Although quantum mechanics is usually considered as relevant only for microscopic systems, larger objects such as cleverly designed electrical circuits can also behave quantum-mechanically as a whole. In our team, we investigate the quantum properties of superconducting electrical circuits including Josephson junctions in order to study single-Cooper-pair electronics, develop electrical metrology, perform fundamental quantum physics experiments (see Fig. 2 below) analogue to quantum optics or atomic physics, and in the long-term, build a prototype quantum processor (see Fig. 1 above).
Fig. 2: Violation of the Legett-Garg inequality by continuous drive and dispersive measurement of a transmon qubit. The orange curve proves taht the our world is non macrorealistic, which means that observing an object does change its future state.
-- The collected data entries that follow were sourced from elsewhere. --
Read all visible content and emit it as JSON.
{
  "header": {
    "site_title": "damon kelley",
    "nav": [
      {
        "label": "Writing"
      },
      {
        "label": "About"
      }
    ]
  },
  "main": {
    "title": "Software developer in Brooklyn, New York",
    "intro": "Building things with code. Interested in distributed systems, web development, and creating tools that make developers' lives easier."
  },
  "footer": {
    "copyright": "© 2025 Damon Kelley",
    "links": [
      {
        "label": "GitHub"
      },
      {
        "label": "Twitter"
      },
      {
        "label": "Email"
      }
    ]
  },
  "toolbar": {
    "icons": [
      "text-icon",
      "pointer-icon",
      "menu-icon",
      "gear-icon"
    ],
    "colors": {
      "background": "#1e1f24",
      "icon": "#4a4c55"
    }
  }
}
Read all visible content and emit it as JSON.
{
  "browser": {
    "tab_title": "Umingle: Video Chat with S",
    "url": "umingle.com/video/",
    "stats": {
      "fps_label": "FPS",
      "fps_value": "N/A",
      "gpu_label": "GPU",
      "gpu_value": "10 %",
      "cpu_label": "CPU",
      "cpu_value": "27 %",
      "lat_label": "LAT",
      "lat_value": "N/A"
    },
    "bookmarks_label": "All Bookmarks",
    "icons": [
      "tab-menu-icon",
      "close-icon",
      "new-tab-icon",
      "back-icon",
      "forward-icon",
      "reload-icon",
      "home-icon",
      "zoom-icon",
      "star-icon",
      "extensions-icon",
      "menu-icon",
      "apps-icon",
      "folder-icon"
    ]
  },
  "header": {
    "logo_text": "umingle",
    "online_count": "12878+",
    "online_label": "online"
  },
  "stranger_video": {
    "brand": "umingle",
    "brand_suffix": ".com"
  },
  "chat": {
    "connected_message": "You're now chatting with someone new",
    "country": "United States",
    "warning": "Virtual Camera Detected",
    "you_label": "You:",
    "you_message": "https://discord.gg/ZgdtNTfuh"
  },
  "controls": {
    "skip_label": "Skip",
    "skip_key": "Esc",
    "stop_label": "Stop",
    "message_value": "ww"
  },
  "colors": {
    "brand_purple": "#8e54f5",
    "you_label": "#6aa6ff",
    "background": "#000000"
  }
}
The elementary block of our experiments is a circuit that behaves as an artificial two-level system or in the language of quantum information a qubit. This qubit is a cooper pair box (CPB), i.e. a simple superconducting loop with 2 Josephson junctions, shunted by a capacitor coupled to an electric field. The last qubit version used by our group is the transmon developped at Yale university. One interesting property of this circuit is that it can be strongly coupled to the electromagnetic field of a superconducting resonator, giving rise to effects similar to those studied in the field of Cavity Quantum Electrodynamics with real atoms coupled to single photons. The resonator can serve as an interface between the qubit and the external world, acting as a protecting filter during quantum state manipulation and as a high-fidelity detector when needed (see Fig. 3). It can also mediate inter-qubit couplings. Based on these ideas, we have designed a quantum processor architecture that could in principle be scalable to a small number of qubits, and we currently perform experiments in order to demonstrate its operation.
Fig. 3: High fidelity single-shot readout of a transmon qubit. Readout resonator (top left) made non linear with a Josephson junction (bottom left), and frequency tunable transmon (bottom-middle). The graph shows single-shot measured Rabi oscillations with 93% contrast.